Consequently, I ran a multiple choice simulation of the bar exam using the bar questions from Kaplan, which showed me exactly where I needed to focus studying to get my score to the 118 mark. I then found a little known outline from a program called Studicata that condensed concepts into very simple rule statements.
With less than two weeks to go, I committed to the strategy that I can only attribute to God’s faithfulness. I studied 20 hour days, cramming for the first time in my life. Thanks to the coronavirus, I had a whole row of my plane ride to Colorado to myself, and I studied as if I was still at home.
I took the exam. I did not pass it by Colorado’s standards, but I did what I set out to do. Save your congratulations.
Tonight, when my best friend and I took a ride to Cabela’s, I had him calculate the number of multiple choice questions that I answered correctly based on my score breakdown. It was exactly 118.
It’s over. I don’t need my name on some list for the world to see. I will be licensed to practice law in the states that I want to. I am ready for a lifetime of war now.
Good Luck Cameron…keep an open mind. Experience is the real school.
Just got my bar exam results back. Success! My key strategy: I spent A LOT of time studying for several months. I elected not to gamble with my career and future. Needless to say, I didn’t pray at all. Fun fact, I can practice wherever I want among the states sharing reciprocity.
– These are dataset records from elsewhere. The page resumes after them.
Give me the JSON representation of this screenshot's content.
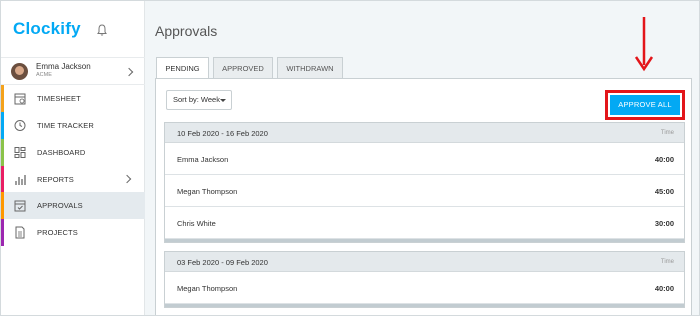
{
  "app": {
    "logo_text": "Clockify",
    "colors": {
      "brand": "#03a9f4",
      "highlight": "#e3151a",
      "active_bg": "#e4eaee"
    }
  },
  "user": {
    "name": "Emma Jackson",
    "org": "ACME"
  },
  "sidebar": {
    "items": [
      {
        "label": "TIMESHEET",
        "icon": "timesheet-icon",
        "stripe": "#f4a21c"
      },
      {
        "label": "TIME TRACKER",
        "icon": "clock-icon",
        "stripe": "#03a9f4"
      },
      {
        "label": "DASHBOARD",
        "icon": "dashboard-icon",
        "stripe": "#8bc34a"
      },
      {
        "label": "REPORTS",
        "icon": "reports-icon",
        "stripe": "#e91e63"
      },
      {
        "label": "APPROVALS",
        "icon": "approvals-icon",
        "stripe": "#ff9800"
      },
      {
        "label": "PROJECTS",
        "icon": "projects-icon",
        "stripe": "#9c27b0"
      }
    ]
  },
  "page": {
    "title": "Approvals"
  },
  "tabs": [
    {
      "label": "PENDING"
    },
    {
      "label": "APPROVED"
    },
    {
      "label": "WITHDRAWN"
    }
  ],
  "toolbar": {
    "sort_label": "Sort by: Week",
    "approve_all_label": "APPROVE ALL"
  },
  "groups": [
    {
      "range": "10 Feb 2020 - 16 Feb 2020",
      "time_header": "Time",
      "rows": [
        {
          "name": "Emma Jackson",
          "total": "40:00"
        },
        {
          "name": "Megan Thompson",
          "total": "45:00"
        },
        {
          "name": "Chris White",
          "total": "30:00"
        }
      ]
    },
    {
      "range": "03 Feb 2020 - 09 Feb 2020",
      "time_header": "Time",
      "rows": [
        {
          "name": "Megan Thompson",
          "total": "40:00"
        }
      ]
    }
  ]
}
Anyway, thought you might be interested. This is what accountability looks like.
Big yikes.
This is going viral. Just as a warning
How? By the same person who doesn’t have any guts and has so much time on their hands to leave three anonymous comments? Good luck. To the extent you want to make me more money and more fame by sharing this far and wide, make my day.
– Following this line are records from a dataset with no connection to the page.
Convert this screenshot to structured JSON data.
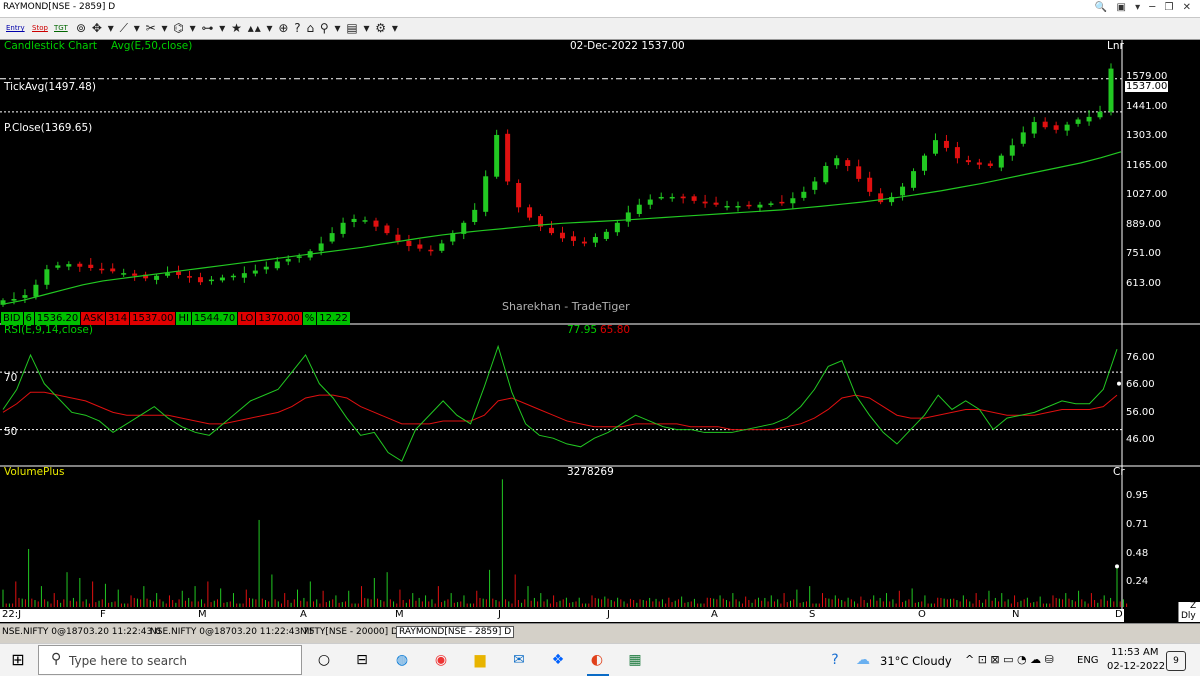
{
  "window": {
    "title": "RAYMOND[NSE - 2859] D"
  },
  "toolbar": {
    "entry_label": "Entry",
    "stop_label": "Stop",
    "tgt_label": "TGT"
  },
  "chart": {
    "header_left": "Candlestick Chart",
    "header_avg": "Avg(E,50,close)",
    "header_center": "02-Dec-2022 1537.00",
    "header_right": "Lnr",
    "tick_avg": "TickAvg(1497.48)",
    "prev_close": "P.Close(1369.65)",
    "watermark": "Sharekhan - TradeTiger",
    "last_price": "1537.00",
    "price_axis": [
      "1579.00",
      "1441.00",
      "1303.00",
      "1165.00",
      "1027.00",
      "889.00",
      "751.00",
      "613.00"
    ],
    "quote_bar": [
      {
        "label": "BID",
        "value": "6"
      },
      {
        "label": "",
        "value": "1536.20"
      },
      {
        "label": "ASK",
        "value": "314"
      },
      {
        "label": "",
        "value": "1537.00"
      },
      {
        "label": "HI",
        "value": "1544.70"
      },
      {
        "label": "LO",
        "value": "1370.00"
      },
      {
        "label": "%",
        "value": "12.22"
      }
    ],
    "rsi_title": "RSI(E,9,14,close)",
    "rsi_value_a": "77.95",
    "rsi_value_b": "65.80",
    "rsi_level_70": "70",
    "rsi_level_50": "50",
    "rsi_axis": [
      "76.00",
      "66.00",
      "56.00",
      "46.00"
    ],
    "vol_title": "VolumePlus",
    "vol_value": "3278269",
    "vol_right": "Cr",
    "vol_axis": [
      "0.95",
      "0.71",
      "0.48",
      "0.24"
    ],
    "x_labels": [
      "22:J",
      "F",
      "M",
      "A",
      "M",
      "J",
      "J",
      "A",
      "S",
      "O",
      "N",
      "D"
    ],
    "x_right": "Dly",
    "x_right_top": "Z"
  },
  "chart_data": {
    "type": "candlestick",
    "series": [
      {
        "name": "Candlestick Chart",
        "values": [
          640,
          645,
          660,
          700,
          760,
          775,
          780,
          770,
          765,
          760,
          752,
          745,
          735,
          725,
          735,
          745,
          738,
          728,
          710,
          720,
          728,
          735,
          745,
          755,
          770,
          790,
          800,
          810,
          830,
          860,
          900,
          940,
          955,
          950,
          925,
          900,
          870,
          850,
          840,
          830,
          860,
          900,
          940,
          990,
          1120,
          1280,
          1100,
          1000,
          960,
          925,
          900,
          880,
          870,
          860,
          885,
          905,
          940,
          980,
          1010,
          1030,
          1040,
          1040,
          1035,
          1025,
          1015,
          1010,
          1005,
          1005,
          1005,
          1010,
          1015,
          1020,
          1035,
          1060,
          1100,
          1160,
          1190,
          1160,
          1110,
          1060,
          1020,
          1040,
          1080,
          1140,
          1200,
          1260,
          1230,
          1190,
          1175,
          1165,
          1160,
          1200,
          1240,
          1290,
          1330,
          1310,
          1300,
          1320,
          1340,
          1350,
          1370,
          1537
        ]
      },
      {
        "name": "Avg(E,50,close)",
        "values": [
          625,
          640,
          660,
          680,
          700,
          715,
          725,
          735,
          745,
          755,
          765,
          775,
          785,
          795,
          805,
          815,
          825,
          835,
          845,
          858,
          870,
          882,
          893,
          902,
          910,
          917,
          925,
          932,
          938,
          942,
          946,
          950,
          955,
          960,
          965,
          970,
          975,
          980,
          985,
          990,
          997,
          1004,
          1012,
          1020,
          1030,
          1040,
          1052,
          1064,
          1078,
          1092,
          1108,
          1124,
          1140,
          1156,
          1172,
          1192,
          1215
        ]
      }
    ],
    "rsi": {
      "fast": [
        57,
        64,
        76,
        66,
        61,
        56,
        55,
        53,
        49,
        52,
        55,
        58,
        54,
        51,
        49,
        48,
        52,
        56,
        60,
        62,
        64,
        70,
        76,
        66,
        61,
        54,
        48,
        49,
        42,
        39,
        50,
        55,
        60,
        55,
        52,
        65,
        79,
        63,
        52,
        48,
        47,
        45,
        44,
        47,
        49,
        52,
        55,
        53,
        51,
        50,
        50,
        49,
        49,
        49,
        50,
        51,
        52,
        54,
        58,
        64,
        72,
        74,
        62,
        55,
        49,
        45,
        50,
        55,
        62,
        57,
        60,
        57,
        50,
        54,
        55,
        56,
        58,
        60,
        59,
        59,
        64,
        78
      ],
      "slow": [
        56,
        59,
        63,
        63,
        62,
        61,
        60,
        58,
        56,
        55,
        55,
        55,
        55,
        54,
        53,
        52,
        52,
        53,
        54,
        55,
        56,
        58,
        61,
        62,
        62,
        61,
        58,
        56,
        54,
        52,
        52,
        52,
        53,
        53,
        53,
        55,
        60,
        61,
        59,
        57,
        55,
        53,
        52,
        51,
        51,
        51,
        52,
        52,
        52,
        52,
        51,
        51,
        51,
        50,
        50,
        50,
        50,
        51,
        52,
        54,
        57,
        61,
        62,
        61,
        58,
        55,
        54,
        54,
        55,
        56,
        57,
        57,
        56,
        55,
        55,
        55,
        56,
        57,
        57,
        57,
        58,
        62
      ]
    },
    "volume": [
      0.15,
      0.22,
      0.5,
      0.18,
      0.12,
      0.3,
      0.25,
      0.22,
      0.2,
      0.15,
      0.1,
      0.18,
      0.12,
      0.1,
      0.14,
      0.18,
      0.22,
      0.16,
      0.12,
      0.15,
      0.75,
      0.28,
      0.12,
      0.15,
      0.22,
      0.14,
      0.1,
      0.14,
      0.18,
      0.25,
      0.3,
      0.15,
      0.12,
      0.1,
      0.18,
      0.12,
      0.1,
      0.14,
      0.32,
      1.1,
      0.28,
      0.18,
      0.12,
      0.1,
      0.08,
      0.08,
      0.1,
      0.09,
      0.08,
      0.07,
      0.06,
      0.07,
      0.08,
      0.09,
      0.07,
      0.08,
      0.1,
      0.12,
      0.09,
      0.08,
      0.1,
      0.12,
      0.15,
      0.18,
      0.12,
      0.1,
      0.08,
      0.09,
      0.1,
      0.12,
      0.14,
      0.16,
      0.1,
      0.08,
      0.07,
      0.1,
      0.12,
      0.14,
      0.12,
      0.1,
      0.08,
      0.09,
      0.1,
      0.12,
      0.14,
      0.12,
      0.1,
      0.35
    ],
    "y_axis_price": [
      "1579.00",
      "1441.00",
      "1303.00",
      "1165.00",
      "1027.00",
      "889.00",
      "751.00",
      "613.00"
    ],
    "y_axis_rsi": [
      "76.00",
      "66.00",
      "56.00",
      "46.00"
    ],
    "y_axis_volume": [
      "0.95",
      "0.71",
      "0.48",
      "0.24"
    ],
    "x_labels": [
      "22:J",
      "F",
      "M",
      "A",
      "M",
      "J",
      "J",
      "A",
      "S",
      "O",
      "N",
      "D"
    ]
  },
  "status_bar": {
    "items": [
      "NSE.NIFTY 0@18703.20 11:22:43 0",
      "NSE.NIFTY 0@18703.20 11:22:43 75",
      "NIFTY[NSE - 20000] D",
      "RAYMOND[NSE - 2859] D"
    ]
  },
  "taskbar": {
    "search_placeholder": "Type here to search",
    "weather": "31°C  Cloudy",
    "lang": "ENG",
    "time": "11:53 AM",
    "date": "02-12-2022",
    "notif_count": "9"
  }
}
Seems like what a Qunnipiac and Liberty education would get you (failure if that isn’t clear to you already). Leave the thinking to the big boy ivy leaguers
Wow. Lol would love to see this “big thinking” legal powerhouse in action. Sounds like a total hack. Unfortunately, I am now torn as to who I think is the bigger prick.
Wow this is really sad–I feel for you. Must be so hard to have an ego that causes you to blame others for your own ineptitude to pass a fairly trivial exam.